MySQLの既存のカラムにNOT NULL制約を設定する方法
MySQLですでに存在するカラムにNOT NULL制約を追加するには、ALTER TABLE文を使用します。この記事では、実際のSQL例を使いながら、NOT NULL制約の設定方法とその動作確認の手順をわかりやすく解説します。
1. テーブルの作成
まず、検証用のサンプルテーブルを作成します。
mysql> create table DemoTable1949
(
UserId int,
UserName varchar(20)
);
Query OK, 0 rows affected (0.00 sec)
この時点では、UserNameカラムにはNULLが許容される通常の状態です。
2. ALTER TABLEでNOT NULL制約を設定する
既存のカラムにNOT NULL制約を追加するには、ALTER TABLE文とMODIFY句を組み合わせます。
mysql> alter table DemoTable1949 modify UserName varchar(20) not null; Query OK, 0 rows affected (0.00 sec) Records: 0 Duplicates: 0 Warnings: 0
modifyの後ろにカラム名、データ型、そしてnot nullを指定することで、既存カラムの定義を変更できます。データ型も必ず併せて指定する必要がある点に注意してください。
3. テーブル構造の確認
DESCコマンドを実行して、テーブル構造が正しく変更されたか確認しましょう。
mysql> desc DemoTable1949;
実行結果は以下の通りです。
+----------+-------------+------+-----+---------+-------+ | Field | Type | Null | Key | Default | Extra | +----------+-------------+------+-----+---------+-------+ | UserId | int(11) | YES | | NULL | | | UserName | varchar(20) | NO | | NULL | | +----------+-------------+------+-----+---------+-------+ 2 rows in set (0.00 sec)
UserNameカラムの「Null」欄がNOになっていることから、NOT NULL制約が正常に適用されたことがわかります。
4. NOT NULL制約の動作確認
実際にデータを挿入して、制約が機能しているか確かめてみましょう。

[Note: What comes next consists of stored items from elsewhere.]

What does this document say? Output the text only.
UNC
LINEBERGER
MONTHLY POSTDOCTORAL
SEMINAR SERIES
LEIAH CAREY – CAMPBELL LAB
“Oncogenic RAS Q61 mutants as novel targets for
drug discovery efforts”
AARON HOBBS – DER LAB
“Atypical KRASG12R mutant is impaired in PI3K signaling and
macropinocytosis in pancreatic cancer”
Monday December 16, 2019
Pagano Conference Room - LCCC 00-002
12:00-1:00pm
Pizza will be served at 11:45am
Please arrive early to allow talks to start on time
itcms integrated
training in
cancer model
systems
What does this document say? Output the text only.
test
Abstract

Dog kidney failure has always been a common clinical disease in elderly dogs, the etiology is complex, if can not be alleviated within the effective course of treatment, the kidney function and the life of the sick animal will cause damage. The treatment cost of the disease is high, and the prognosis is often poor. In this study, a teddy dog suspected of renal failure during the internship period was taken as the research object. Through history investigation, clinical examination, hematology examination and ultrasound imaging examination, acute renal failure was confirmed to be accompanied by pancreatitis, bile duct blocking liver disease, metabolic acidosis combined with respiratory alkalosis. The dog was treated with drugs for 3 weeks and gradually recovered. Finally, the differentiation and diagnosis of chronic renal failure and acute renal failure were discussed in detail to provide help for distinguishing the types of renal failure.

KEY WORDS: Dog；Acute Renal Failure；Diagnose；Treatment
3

まず、UserNameにNULLを指定して挿入を試みます。
mysql> insert into DemoTable1949 values(101,NULL); ERROR 1048 (23000): Column 'UserName' cannot be null
このように、NOT NULL制約が設定されたカラムにNULLを挿入しようとすると、エラー1048が発生し、登録が拒否されます。
次に、正しい値を指定して挿入します。
mysql> insert into DemoTable1949 values(101,'Chris'); Query OK, 1 row affected (0.00 sec) mysql> insert into DemoTable1949 values(102,'Bob'); Query OK, 1 row affected (0.00 sec)
5. 登録データの表示
SELECT文ですべてのレコードを表示して確認します。
mysql> select * from DemoTable1949;
+--------+----------+ | UserId | UserName | +--------+----------+ | 101 | Chris | | 102 | Bob | +--------+----------+ 2 rows in set (0.00 sec)
まとめ
MySQLで既存のカラムにNOT NULL制約を追加するには、ALTER TABLE テーブル名 MODIFY カラム名 データ型 NOT NULL;という構文を使用します。制約を設定することで、NULLの不正なデータ登録を防ぎ、データの整合性を保つことができます。なお、既存のデータにNULLが含まれている場合は、事前にデータの整理が必要になる点にも留意してください。